This is definitely the year to be searching the 'Net for Narnia feast ideas: every other youth group is putting on a Narnia event, every other fancy restaurant has some kind of four-course Narnian menu online. Ideas range from a medieval feast gone wild to a Mr. Tumnus tea with toast and sardines. Most of them feature Turkish Delight. I haven't seen one yet with barbecued bear meat wrapped around apples, but maybe that's a problem of supply. Tim's Mom has a description and photos of their family's annual Narnian dinner--the toddlers in their cloaks are adorable.
But anyway, we had decided to do a small-scale feast for tomorrow night, and I found a website with some food quotes from all the different books. The one that appealed to us most was from The Silver Chair:
"She had a vague impression of Dwarfs crowding round the fire with frying-pans rather bigger than themselves, and the hissing, and delicious smell of sausages, and more, and more sausages. And not the wretched sausages half full of bread and soya bean either, but real meaty, spicy ones, fat and piping hot and burst and just the tiniest bit burnt. And great mugs of frothy chocolate, and roast potatoes and roast chestnuts, and baked apples with raisins stuck in where the cores had been, and then ices just to freshen you up after all the hot things."Except for the chestnuts, those are just about all of our favourite cold-weather things, and if you add in some Really Good Grapes (from Prince Caspian) and a few cookies (we just happen to have a lion-shaped cutter), it sounds like a perfect New Year's party meal.
Jackdas obviously liked the quote, too, and included it in an absolutely delightful (and mouth-watering) blog post; it's archived here, so you'll have to scroll down to his October 14th post.

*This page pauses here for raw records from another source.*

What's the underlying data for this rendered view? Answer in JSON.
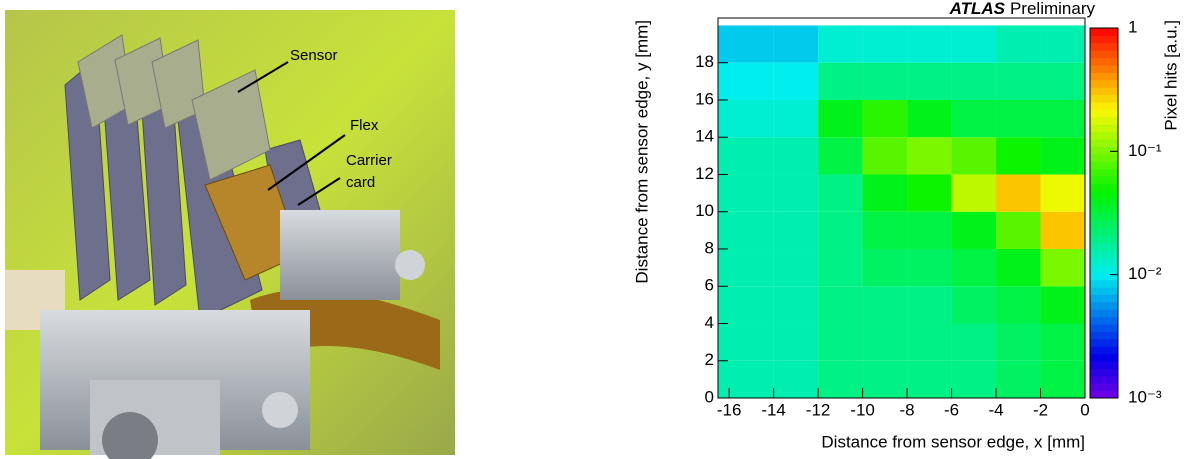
{
  "photo": {
    "labels": [
      "Sensor",
      "Flex",
      "Carrier card"
    ]
  },
  "chart_data": {
    "type": "heatmap",
    "experiment": "ATLAS",
    "status": "Preliminary",
    "x_label": "Distance from sensor edge, x [mm]",
    "y_label": "Distance from sensor edge, y [mm]",
    "z_label": "Pixel hits [a.u.]",
    "xbins": [
      -16.5,
      -14,
      -12,
      -10,
      -8,
      -6,
      -4,
      -2,
      0
    ],
    "ybins": [
      0,
      2,
      4,
      6,
      8,
      10,
      12,
      14,
      16,
      18,
      20
    ],
    "z": [
      [
        0.015,
        0.015,
        0.015,
        0.015,
        0.015,
        0.015,
        0.015,
        0.012,
        0.01,
        0.008
      ],
      [
        0.015,
        0.015,
        0.015,
        0.015,
        0.015,
        0.015,
        0.015,
        0.012,
        0.01,
        0.008
      ],
      [
        0.02,
        0.02,
        0.02,
        0.02,
        0.02,
        0.02,
        0.03,
        0.04,
        0.02,
        0.012
      ],
      [
        0.02,
        0.02,
        0.02,
        0.025,
        0.03,
        0.04,
        0.08,
        0.06,
        0.02,
        0.012
      ],
      [
        0.02,
        0.02,
        0.02,
        0.025,
        0.03,
        0.05,
        0.1,
        0.04,
        0.02,
        0.012
      ],
      [
        0.02,
        0.02,
        0.025,
        0.03,
        0.04,
        0.15,
        0.08,
        0.03,
        0.02,
        0.012
      ],
      [
        0.025,
        0.025,
        0.03,
        0.04,
        0.08,
        0.3,
        0.05,
        0.03,
        0.02,
        0.015
      ],
      [
        0.03,
        0.03,
        0.04,
        0.1,
        0.3,
        0.2,
        0.04,
        0.03,
        0.02,
        0.015
      ]
    ],
    "xlim": [
      -16.5,
      0
    ],
    "ylim": [
      0,
      20.4
    ],
    "zlim": [
      0.001,
      1
    ],
    "zlog": true,
    "xticks": [
      -16,
      -14,
      -12,
      -10,
      -8,
      -6,
      -4,
      -2,
      0
    ],
    "yticks": [
      0,
      2,
      4,
      6,
      8,
      10,
      12,
      14,
      16,
      18
    ],
    "zticks": [
      {
        "value": 0.001,
        "label": "10⁻³"
      },
      {
        "value": 0.01,
        "label": "10⁻²"
      },
      {
        "value": 0.1,
        "label": "10⁻¹"
      },
      1
    ]
  }
}
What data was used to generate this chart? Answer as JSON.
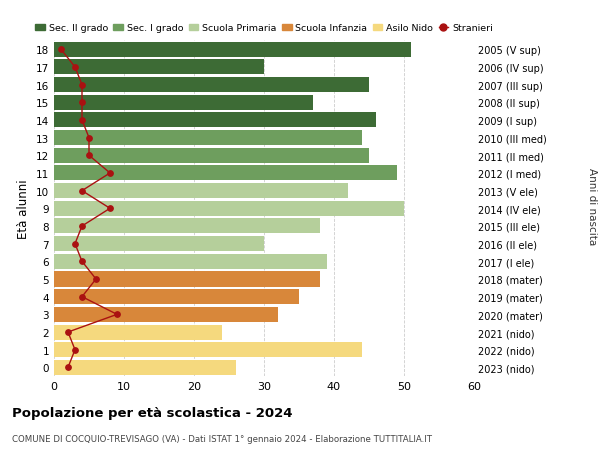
{
  "ages": [
    18,
    17,
    16,
    15,
    14,
    13,
    12,
    11,
    10,
    9,
    8,
    7,
    6,
    5,
    4,
    3,
    2,
    1,
    0
  ],
  "bar_values": [
    51,
    30,
    45,
    37,
    46,
    44,
    45,
    49,
    42,
    50,
    38,
    30,
    39,
    38,
    35,
    32,
    24,
    44,
    26
  ],
  "bar_colors": [
    "#3d6b35",
    "#3d6b35",
    "#3d6b35",
    "#3d6b35",
    "#3d6b35",
    "#6e9e5e",
    "#6e9e5e",
    "#6e9e5e",
    "#b5cf9b",
    "#b5cf9b",
    "#b5cf9b",
    "#b5cf9b",
    "#b5cf9b",
    "#d8873a",
    "#d8873a",
    "#d8873a",
    "#f5d97e",
    "#f5d97e",
    "#f5d97e"
  ],
  "stranieri_values": [
    1,
    3,
    4,
    4,
    4,
    5,
    5,
    8,
    4,
    8,
    4,
    3,
    4,
    6,
    4,
    9,
    2,
    3,
    2
  ],
  "right_labels": [
    "2005 (V sup)",
    "2006 (IV sup)",
    "2007 (III sup)",
    "2008 (II sup)",
    "2009 (I sup)",
    "2010 (III med)",
    "2011 (II med)",
    "2012 (I med)",
    "2013 (V ele)",
    "2014 (IV ele)",
    "2015 (III ele)",
    "2016 (II ele)",
    "2017 (I ele)",
    "2018 (mater)",
    "2019 (mater)",
    "2020 (mater)",
    "2021 (nido)",
    "2022 (nido)",
    "2023 (nido)"
  ],
  "legend_labels": [
    "Sec. II grado",
    "Sec. I grado",
    "Scuola Primaria",
    "Scuola Infanzia",
    "Asilo Nido",
    "Stranieri"
  ],
  "legend_colors": [
    "#3d6b35",
    "#6e9e5e",
    "#b5cf9b",
    "#d8873a",
    "#f5d97e",
    "#cc2222"
  ],
  "ylabel": "Età alunni",
  "right_ylabel": "Anni di nascita",
  "title": "Popolazione per età scolastica - 2024",
  "subtitle": "COMUNE DI COCQUIO-TREVISAGO (VA) - Dati ISTAT 1° gennaio 2024 - Elaborazione TUTTITALIA.IT",
  "xlim": [
    0,
    60
  ],
  "xticks": [
    0,
    10,
    20,
    30,
    40,
    50,
    60
  ],
  "background_color": "#ffffff",
  "grid_color": "#cccccc",
  "stranieri_color": "#aa1111",
  "bar_height": 0.85
}
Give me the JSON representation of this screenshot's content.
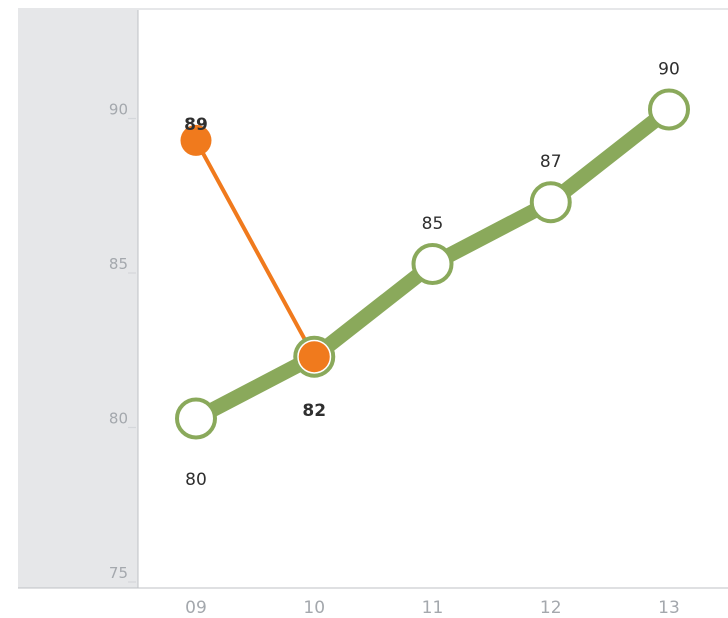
{
  "chart_data": {
    "type": "line",
    "title": "",
    "xlabel": "",
    "ylabel": "",
    "categories": [
      "09",
      "10",
      "11",
      "12",
      "13"
    ],
    "ylim": [
      75,
      92.5
    ],
    "yticks": [
      75,
      80,
      85,
      90
    ],
    "ytick_labels": [
      "75",
      "80",
      "85",
      "90"
    ],
    "series": [
      {
        "values": [
          80,
          82,
          85,
          87,
          90
        ],
        "labels": [
          "80",
          "82",
          "85",
          "87",
          "90"
        ],
        "color": "#8aa95b",
        "marker_fill": "#ffffff",
        "marker_stroke": "#8aa95b"
      },
      {
        "values": [
          89,
          82,
          null,
          null,
          null
        ],
        "labels": [
          "89",
          "82",
          "",
          "",
          ""
        ],
        "color": "#f07a1d",
        "marker_fill": "#f07a1d",
        "marker_stroke": "#f07a1d"
      }
    ],
    "grid": false,
    "legend": "none"
  },
  "colors": {
    "background": "#ffffff",
    "left_panel": "#e6e7e9",
    "plot_bg": "#ffffff",
    "axis": "#bfc2c5",
    "tick_text": "#a4a8ad",
    "label_text": "#2f2f2f"
  }
}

As for Turkish Delight...we haven't quite decided. Tim's Mom included a recipe in her post, and we do have a Middle Eastern store nearby that would probably have some, but after all, that was the BAD food in the book! (Not to mention what I've heard that the university students used to put in it in C.S. Lewis's day...Turkish Delight seems to have been the Hash Brownies of its time.) I think baked apples and cookies (and ices just to freshen you up) would be just as good.
So we'll be making some glittery jewellery, having a Narnia scavenger hunt, and eating sausages, maybe just the tiniest bit burnt. What are you doing New Year's Eve?